Vi sono una serie di elementi rilevati dall’Irpet:
il 40% dei lavoratori del turismo toscano guadagnano meno di 8000 € lordi all’anno, confermandosi quindi come lavoratori poveri;
il 22% dei lavoratori percepisce un reddito medio da lavoro inferiore ai 22 € al giorno, testimoniando l’esistenza dilagante di contratti part-time involontari o altre forme di contratti poveri;
il 50% dei lavoratori nel settore turistico toscano è di età inferiore ai 34 anni.
A ciò si aggiunga poi che, spesso, i contratti proposti raramente durano più di un paio di mesi. E, parallelamente, i contratti a tempo indeterminato risultano essere un miraggio. Fattori, questi, che incidono negativamente sulla possibilità di affittare casa o costruire una propria autonomia per i più giovani. A questo proposito, una classe lavoratrice precaria e instabile diviene destinataria delle conseguenze derivanti dai processi di gentrificazione, che si traducono in espulsioni sociali e povertà diffusa.
Tutto questo si inserisce all’interno di un contesto cittadino in cui, alla luce dell’aumento del prezzo degli affitti e del costo della vita, a farne le spese sono soprattutto coloro che versano in condizioni di precarietà economica e lavorativa. Basti pensare che il costo per vivere nel capoluogo toscano risulta essere più elevato dello stipendio medio della fascia d’età compresa tra i 18 e i 35 anni. A ciò si aggiunga che i posti di lavoro offerti sono scarsamente retribuiti. È quanto emerge dalla ricerca della CISL Firenze Prato, realizzata dai ricercatori Stefano Dal Pra Caputo e Francesco Peron.

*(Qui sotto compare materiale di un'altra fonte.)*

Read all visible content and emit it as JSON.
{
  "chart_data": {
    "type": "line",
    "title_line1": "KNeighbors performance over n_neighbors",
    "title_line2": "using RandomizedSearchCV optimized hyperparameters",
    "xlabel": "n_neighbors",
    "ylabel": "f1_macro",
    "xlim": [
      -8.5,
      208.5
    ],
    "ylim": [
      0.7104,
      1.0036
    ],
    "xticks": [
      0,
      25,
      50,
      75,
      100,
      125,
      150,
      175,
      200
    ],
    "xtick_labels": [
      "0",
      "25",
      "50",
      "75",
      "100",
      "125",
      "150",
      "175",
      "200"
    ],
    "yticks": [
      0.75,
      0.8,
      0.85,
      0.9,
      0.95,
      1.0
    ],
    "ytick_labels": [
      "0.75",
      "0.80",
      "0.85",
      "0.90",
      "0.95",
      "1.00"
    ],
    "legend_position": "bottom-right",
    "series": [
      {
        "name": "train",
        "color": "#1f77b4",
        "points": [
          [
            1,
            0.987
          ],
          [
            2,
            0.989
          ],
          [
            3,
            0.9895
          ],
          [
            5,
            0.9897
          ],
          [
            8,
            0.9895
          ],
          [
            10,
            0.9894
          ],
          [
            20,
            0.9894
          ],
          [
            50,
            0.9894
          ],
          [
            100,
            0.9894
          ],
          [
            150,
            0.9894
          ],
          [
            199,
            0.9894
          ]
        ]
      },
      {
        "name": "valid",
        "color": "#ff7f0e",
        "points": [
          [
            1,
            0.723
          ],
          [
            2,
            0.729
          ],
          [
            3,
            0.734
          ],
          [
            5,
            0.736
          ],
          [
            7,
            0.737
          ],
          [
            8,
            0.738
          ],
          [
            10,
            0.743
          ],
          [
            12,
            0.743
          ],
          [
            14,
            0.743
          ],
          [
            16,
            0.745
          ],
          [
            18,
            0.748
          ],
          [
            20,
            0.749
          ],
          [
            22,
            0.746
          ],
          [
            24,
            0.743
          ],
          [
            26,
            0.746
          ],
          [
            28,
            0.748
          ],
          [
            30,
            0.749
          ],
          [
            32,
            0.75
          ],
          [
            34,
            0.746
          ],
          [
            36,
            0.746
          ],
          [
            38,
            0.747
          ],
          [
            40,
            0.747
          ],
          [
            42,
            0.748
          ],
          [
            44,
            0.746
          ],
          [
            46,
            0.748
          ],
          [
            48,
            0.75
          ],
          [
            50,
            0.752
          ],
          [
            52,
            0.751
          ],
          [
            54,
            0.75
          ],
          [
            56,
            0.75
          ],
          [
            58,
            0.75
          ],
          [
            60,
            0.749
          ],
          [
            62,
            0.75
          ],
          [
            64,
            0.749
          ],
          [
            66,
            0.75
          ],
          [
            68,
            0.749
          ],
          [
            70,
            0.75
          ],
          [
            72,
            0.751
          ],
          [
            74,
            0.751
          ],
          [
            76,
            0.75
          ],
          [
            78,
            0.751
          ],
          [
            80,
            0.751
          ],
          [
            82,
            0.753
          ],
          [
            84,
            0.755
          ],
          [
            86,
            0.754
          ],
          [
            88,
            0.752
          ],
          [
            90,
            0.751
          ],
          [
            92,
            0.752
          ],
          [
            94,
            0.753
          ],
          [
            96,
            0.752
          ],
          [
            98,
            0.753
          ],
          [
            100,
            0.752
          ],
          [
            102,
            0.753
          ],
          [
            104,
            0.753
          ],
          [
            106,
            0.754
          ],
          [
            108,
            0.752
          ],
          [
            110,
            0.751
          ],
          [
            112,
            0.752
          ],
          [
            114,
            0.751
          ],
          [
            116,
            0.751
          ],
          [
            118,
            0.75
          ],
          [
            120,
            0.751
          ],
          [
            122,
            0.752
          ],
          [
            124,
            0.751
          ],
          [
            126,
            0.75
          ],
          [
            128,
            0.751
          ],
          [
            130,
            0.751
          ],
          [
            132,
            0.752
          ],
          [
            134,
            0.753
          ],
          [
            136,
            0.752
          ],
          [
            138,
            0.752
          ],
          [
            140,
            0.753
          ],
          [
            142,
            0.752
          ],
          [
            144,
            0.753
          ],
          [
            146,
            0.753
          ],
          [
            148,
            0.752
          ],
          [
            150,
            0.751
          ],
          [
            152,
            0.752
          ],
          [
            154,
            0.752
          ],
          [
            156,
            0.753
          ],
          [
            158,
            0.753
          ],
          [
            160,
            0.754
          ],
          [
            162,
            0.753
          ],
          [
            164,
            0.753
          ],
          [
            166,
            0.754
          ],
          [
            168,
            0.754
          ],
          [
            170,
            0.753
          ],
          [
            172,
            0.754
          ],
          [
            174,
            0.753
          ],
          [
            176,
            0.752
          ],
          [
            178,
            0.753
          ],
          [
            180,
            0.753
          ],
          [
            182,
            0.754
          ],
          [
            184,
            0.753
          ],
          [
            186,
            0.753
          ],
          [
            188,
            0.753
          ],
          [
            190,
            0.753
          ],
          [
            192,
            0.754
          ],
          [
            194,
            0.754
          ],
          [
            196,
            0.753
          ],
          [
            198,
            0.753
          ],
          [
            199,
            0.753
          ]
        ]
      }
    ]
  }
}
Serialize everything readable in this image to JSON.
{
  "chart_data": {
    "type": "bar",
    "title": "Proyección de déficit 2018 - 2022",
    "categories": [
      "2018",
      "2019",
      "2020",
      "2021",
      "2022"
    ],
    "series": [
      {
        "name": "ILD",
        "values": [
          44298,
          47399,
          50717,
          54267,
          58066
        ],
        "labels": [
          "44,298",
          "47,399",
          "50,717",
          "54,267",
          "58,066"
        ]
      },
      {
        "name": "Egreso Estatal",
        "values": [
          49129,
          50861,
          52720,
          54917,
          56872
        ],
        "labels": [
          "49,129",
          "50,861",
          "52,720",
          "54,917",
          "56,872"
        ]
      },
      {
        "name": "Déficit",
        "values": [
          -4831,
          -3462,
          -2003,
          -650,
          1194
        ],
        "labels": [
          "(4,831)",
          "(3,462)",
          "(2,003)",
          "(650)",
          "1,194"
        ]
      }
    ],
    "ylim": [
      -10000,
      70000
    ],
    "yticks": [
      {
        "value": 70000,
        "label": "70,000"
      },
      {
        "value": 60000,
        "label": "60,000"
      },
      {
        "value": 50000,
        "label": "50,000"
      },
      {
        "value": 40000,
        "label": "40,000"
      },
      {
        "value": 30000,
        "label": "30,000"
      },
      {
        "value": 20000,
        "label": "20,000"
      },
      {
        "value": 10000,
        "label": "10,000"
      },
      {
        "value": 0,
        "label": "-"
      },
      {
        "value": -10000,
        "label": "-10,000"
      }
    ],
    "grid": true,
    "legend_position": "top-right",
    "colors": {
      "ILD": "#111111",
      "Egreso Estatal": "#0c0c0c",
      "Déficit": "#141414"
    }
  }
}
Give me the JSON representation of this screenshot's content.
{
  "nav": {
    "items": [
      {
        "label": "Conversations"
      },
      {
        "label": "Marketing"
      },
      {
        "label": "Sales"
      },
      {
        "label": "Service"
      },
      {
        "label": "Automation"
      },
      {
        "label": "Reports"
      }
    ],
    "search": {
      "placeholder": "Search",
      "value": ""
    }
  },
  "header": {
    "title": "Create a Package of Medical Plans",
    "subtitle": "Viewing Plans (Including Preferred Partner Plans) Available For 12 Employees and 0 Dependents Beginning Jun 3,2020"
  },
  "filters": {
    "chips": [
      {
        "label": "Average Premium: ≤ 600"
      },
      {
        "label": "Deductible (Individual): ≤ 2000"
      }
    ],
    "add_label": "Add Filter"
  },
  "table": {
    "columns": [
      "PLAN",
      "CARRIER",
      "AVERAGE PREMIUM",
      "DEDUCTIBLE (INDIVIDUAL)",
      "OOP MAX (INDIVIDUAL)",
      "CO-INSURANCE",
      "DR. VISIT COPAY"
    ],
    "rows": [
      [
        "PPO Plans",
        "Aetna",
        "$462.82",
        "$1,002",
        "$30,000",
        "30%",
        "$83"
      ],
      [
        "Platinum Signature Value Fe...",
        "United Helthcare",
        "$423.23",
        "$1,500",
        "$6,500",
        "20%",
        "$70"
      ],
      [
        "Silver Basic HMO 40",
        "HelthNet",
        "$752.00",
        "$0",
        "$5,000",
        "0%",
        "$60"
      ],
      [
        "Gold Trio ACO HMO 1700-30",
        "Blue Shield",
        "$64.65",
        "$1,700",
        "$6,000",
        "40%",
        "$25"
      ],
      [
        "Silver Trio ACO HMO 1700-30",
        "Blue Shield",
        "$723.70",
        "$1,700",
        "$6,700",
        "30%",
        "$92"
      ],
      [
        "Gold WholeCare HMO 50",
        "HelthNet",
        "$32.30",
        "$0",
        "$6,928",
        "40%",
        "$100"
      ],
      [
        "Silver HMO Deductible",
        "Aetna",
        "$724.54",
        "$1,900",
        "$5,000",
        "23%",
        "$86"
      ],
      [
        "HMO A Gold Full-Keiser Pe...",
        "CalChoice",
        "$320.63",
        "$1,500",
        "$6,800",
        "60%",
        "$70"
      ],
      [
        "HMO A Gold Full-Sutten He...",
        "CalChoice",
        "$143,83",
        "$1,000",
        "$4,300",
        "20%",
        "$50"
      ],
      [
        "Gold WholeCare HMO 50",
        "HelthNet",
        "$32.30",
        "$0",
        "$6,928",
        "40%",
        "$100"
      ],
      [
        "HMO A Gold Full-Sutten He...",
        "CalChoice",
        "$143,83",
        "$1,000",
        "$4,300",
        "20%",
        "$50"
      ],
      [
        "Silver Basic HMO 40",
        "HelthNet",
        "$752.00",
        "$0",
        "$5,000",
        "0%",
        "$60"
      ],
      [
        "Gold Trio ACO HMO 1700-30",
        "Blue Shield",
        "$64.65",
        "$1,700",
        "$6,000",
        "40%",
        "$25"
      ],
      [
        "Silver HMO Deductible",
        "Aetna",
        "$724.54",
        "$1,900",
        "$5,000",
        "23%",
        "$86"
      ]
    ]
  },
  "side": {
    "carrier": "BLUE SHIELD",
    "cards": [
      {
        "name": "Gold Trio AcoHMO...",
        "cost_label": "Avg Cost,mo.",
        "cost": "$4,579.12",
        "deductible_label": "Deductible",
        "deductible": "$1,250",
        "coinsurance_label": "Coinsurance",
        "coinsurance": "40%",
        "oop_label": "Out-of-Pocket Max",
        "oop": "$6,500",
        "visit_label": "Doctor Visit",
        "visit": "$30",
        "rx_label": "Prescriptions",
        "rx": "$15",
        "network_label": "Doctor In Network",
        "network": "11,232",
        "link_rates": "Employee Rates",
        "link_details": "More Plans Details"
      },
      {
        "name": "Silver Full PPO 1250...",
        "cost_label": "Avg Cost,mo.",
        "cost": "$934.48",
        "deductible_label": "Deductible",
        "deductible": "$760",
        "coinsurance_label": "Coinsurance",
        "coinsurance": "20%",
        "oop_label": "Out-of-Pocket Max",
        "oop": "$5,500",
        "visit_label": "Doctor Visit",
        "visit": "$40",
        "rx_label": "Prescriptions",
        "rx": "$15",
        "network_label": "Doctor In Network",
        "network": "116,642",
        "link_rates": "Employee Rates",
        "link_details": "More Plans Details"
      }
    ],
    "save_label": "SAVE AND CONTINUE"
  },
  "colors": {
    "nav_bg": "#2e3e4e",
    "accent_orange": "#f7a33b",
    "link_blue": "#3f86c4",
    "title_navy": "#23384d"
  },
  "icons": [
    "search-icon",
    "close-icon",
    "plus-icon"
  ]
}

I dati in essa contenuti fanno riferimento a 3 fattori: giovani, casa e lavoro. Sulla base di questi elementi è possibile individuare quali saranno le tendenze nei prossimi anni. Il costo minimo che una persona deve sostenere a Firenze per affitto, cibo, vestiti, bollette, trasporti, oscilla tra i 18.500 e i 22.300 euro all’anno, mentre il reddito medio lordo è di 10.537 per i 20-24enni, di 15.614 per i 25-29enni e di 19.075 per i 30-34enni. I dati illustrati dal sindacato evidenziano una realtà drammatica che affligge quote consistenti delle giovani generazioni: per vivere si spende più di quanto si guadagna. Le conseguenze derivanti da tale situazione di disparità potrebbero avere un impatto collettivo, andando ad incidere, ad esempio, anche sul versante dello spopolamento del capoluogo toscano e generando un’emorragia di residenti che coinvolgerebbe soprattutto i più giovani.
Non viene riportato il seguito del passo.